Dez anos antes de junho de 2023

by Gabriel Tupinambá

Esse mês foi marcado por uma enorme produção de análises discutindo a extensão e o sentido de Junho de 2013 e do ciclo nacional de protestos que agora completa 10 anos. A pluralidade de abordagens representada nos livros, debates e artigos lançados nos convida não só a revisarmos alguns dos lugares comuns que se sedimentaram ao longo da última década, mas também a recuperarmos uma distinção que pode nos ajudar a navegar todo esse novo material. Afinal, há uma diferença entre escrever a respeito de um processo político e escrever como parte desse processo, isto é, escrever politicamente – e isso não tem nada a ver com se dizemos algo positivo ou negativo, se nos aliamos a essa ou aquela organização ou movimento, ou mesmo se enaltecemos sucessos ou apontamos fracassos. 

A distinção depende, na verdade, do destino que damos às contradições, desafios e aos limites turvos de um momento histórico. Quando escrevemos “sobre” um momento político, em geral nossa tarefa é dar conta de suas características a partir das demandas de nossos leitores – demandas por mais informação, por certos princípios e valores. Nosso trabalho é o de representar um momento histórico para alguém que está do outro lado de uma divisa temporal e não tem portanto acesso direto ao seu significado. Quando escrevemos politicamente, no entanto, todos esses elementos mudam de lugar: trata-se não mais de demarcar uma distância entre o passado e o presente, mas de encontrar dentre as características daquela sequência política os sinais de sua continuidade com o nosso próprio momento. Isso implica, muitas vezes, em uma inversão paradoxal: ao invés de utilizarmos as exigências do leitor bem pensante para julgar o que seria uma avaliação adequada do passado, são as questões que o passado deixou em aberto que servem para produzirmos uma nova avaliação de nós mesmos, uma nova representação possível de nossos leitores – que são portanto convocados a continuar pensando aquilo que nos liga ao que veio antes. Seja há 10, 100 ou 500 anos atrás.

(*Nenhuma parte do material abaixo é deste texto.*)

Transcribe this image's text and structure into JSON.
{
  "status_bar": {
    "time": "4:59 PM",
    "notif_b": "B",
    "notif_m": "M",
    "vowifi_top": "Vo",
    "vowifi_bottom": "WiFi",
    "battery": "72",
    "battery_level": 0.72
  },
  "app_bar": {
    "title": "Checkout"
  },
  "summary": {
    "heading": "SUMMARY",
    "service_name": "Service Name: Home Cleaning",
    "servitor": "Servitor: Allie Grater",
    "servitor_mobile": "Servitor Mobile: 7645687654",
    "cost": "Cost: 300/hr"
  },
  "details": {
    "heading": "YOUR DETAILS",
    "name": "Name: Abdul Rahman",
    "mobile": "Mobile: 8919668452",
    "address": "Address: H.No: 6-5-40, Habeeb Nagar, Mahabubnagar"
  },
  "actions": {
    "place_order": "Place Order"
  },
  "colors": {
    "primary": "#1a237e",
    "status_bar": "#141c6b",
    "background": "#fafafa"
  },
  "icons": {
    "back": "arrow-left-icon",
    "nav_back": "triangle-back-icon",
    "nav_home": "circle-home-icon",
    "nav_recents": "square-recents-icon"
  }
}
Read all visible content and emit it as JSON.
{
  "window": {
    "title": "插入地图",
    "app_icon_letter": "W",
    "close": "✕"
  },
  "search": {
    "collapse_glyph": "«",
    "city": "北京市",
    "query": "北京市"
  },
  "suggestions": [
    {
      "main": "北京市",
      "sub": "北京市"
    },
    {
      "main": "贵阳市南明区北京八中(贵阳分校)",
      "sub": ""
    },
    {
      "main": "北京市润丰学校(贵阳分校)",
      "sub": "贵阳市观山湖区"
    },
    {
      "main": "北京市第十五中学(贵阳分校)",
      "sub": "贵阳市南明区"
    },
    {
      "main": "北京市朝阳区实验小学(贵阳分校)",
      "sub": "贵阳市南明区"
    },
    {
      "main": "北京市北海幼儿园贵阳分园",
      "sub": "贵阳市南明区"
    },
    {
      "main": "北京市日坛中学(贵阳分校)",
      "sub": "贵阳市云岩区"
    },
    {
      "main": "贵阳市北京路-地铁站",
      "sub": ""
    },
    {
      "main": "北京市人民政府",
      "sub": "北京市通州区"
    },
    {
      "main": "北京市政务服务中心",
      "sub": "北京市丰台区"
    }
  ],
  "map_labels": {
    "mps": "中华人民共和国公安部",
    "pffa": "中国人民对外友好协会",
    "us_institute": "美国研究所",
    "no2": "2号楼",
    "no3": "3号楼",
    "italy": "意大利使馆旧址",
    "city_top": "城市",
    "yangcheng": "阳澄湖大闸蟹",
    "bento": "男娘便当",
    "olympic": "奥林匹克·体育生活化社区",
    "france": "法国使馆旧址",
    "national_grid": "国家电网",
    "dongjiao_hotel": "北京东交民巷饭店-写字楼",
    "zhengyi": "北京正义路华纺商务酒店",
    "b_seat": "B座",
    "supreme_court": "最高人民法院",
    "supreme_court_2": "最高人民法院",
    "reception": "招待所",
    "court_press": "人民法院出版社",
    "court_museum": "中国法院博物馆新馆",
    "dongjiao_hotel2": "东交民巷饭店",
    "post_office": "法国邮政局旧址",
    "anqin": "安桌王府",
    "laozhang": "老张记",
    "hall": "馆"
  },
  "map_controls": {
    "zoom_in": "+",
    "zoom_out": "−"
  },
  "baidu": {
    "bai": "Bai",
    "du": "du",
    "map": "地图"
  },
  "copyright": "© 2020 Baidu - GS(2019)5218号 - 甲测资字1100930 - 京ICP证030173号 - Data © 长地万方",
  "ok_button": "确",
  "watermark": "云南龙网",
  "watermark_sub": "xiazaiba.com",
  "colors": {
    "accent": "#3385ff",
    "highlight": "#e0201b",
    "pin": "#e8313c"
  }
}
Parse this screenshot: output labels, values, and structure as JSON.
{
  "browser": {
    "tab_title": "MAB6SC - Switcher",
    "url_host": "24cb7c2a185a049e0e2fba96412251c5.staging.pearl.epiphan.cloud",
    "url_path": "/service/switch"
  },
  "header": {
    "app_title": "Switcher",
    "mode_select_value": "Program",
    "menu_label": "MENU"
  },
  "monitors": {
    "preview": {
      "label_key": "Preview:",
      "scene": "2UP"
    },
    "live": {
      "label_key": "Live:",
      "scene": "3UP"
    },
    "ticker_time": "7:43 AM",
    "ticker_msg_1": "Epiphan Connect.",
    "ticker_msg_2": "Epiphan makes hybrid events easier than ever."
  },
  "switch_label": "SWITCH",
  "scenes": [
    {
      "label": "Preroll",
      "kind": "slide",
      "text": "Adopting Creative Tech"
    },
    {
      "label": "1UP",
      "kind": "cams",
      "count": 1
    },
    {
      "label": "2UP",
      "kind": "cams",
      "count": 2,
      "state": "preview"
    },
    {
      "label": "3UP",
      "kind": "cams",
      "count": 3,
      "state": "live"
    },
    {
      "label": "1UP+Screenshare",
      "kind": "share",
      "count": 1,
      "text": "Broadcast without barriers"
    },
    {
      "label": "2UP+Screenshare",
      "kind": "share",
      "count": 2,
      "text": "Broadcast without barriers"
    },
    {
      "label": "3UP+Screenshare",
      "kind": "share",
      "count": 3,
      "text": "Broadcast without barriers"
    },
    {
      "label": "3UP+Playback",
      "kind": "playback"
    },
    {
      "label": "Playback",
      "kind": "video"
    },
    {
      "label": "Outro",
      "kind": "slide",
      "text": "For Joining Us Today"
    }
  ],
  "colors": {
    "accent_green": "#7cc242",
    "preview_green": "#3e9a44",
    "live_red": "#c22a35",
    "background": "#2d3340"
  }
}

Permitir que um processo político jogue luz sobre o presente não significa, como adiantamos, necessariamente afirmar que os mesmos métodos, atores ou os mesmos objetivos políticos permanecem relevantes antes e agora. Ao contrário, muitas vezes é uma operação que nos demanda abandonar ilusões ou confrontar a real extensão de nossos fracassos. Trata-se, antes de tudo, de propor uma aliança entre o que permanece impensado em um evento coletivo e a nossa capacidade coletiva de continuar a pensar. É esse o espírito que anima o instituto Alameda tanto em seu projeto de criação de um arquivo nacional de registros audiovisuais de Junho – buscando promover o reencontro de pesquisadores e organizações políticas com a dimensão ainda invisível das Jornadas – quanto ao comissionar quatro novas contribuições sobre o décimo aniversário dessa sequência política. 

O filósofo Paulo Arantes, em seu Post-Scriptum sobre o décimo aniversário, defende que é o confronto ainda incompreendido com “um novo tempo brasileiro” que nos une a Junho: “dez anos de uma conjuntura demoníaca pedindo identificação”. Por sua vez, em Para escovar a história a contrapelo: junho, uma montagem, Carla Rodrigues recupera por dentro próprios impasses do movimento feminista o fio de uma continuidade que liga as contradições daquele momento e do nosso. Para a filósofa, Junho é “um filme em movimento, ainda em processo de montagem, cujas cenas finais não aconteceram na rampa do Palácio do Planalto nem em 1 de janeiro nem em 8 de janeiro de 2023”.

Ludmila Abílio, em seu O ovo do ornitorrinco, retoma lições cruciais do sociólogo Francisco de Oliveira em um esforço de distinguir as transformações profundas no mundo do trabalho que preparavam o terreno para Junho da capacidade de resposta – tragicamente assimétrica – que a esquerda e a direita apresentaram quando confrontadas com esses novos desafios. Afirma, assim, que “o ovo da serpente que começava a ganhar corpo em 2013 é outro, não o do ornitorrinco que saiu às ruas” – e se o Bolsonarismo nasceu do primeiro, e permanece conosco, cabe a nós entender as características desse segundo animal com o qual também temos que lidar hoje. Finalmente, em Fragmentos de 2013, o coletivo Grupo de Militantes na Neblina pulveriza a busca pelos traços que nos conectam a Junho, oferecendo diversas vinhetas em que questões em aberto, decisões reavaliadas, momentos sutis e continuidades inesperadas demonstram a capilaridade temporal e espacial das Jornadas de Junho. Escrevem: “Uma janela estava aberta ali. Como saltar por ela?”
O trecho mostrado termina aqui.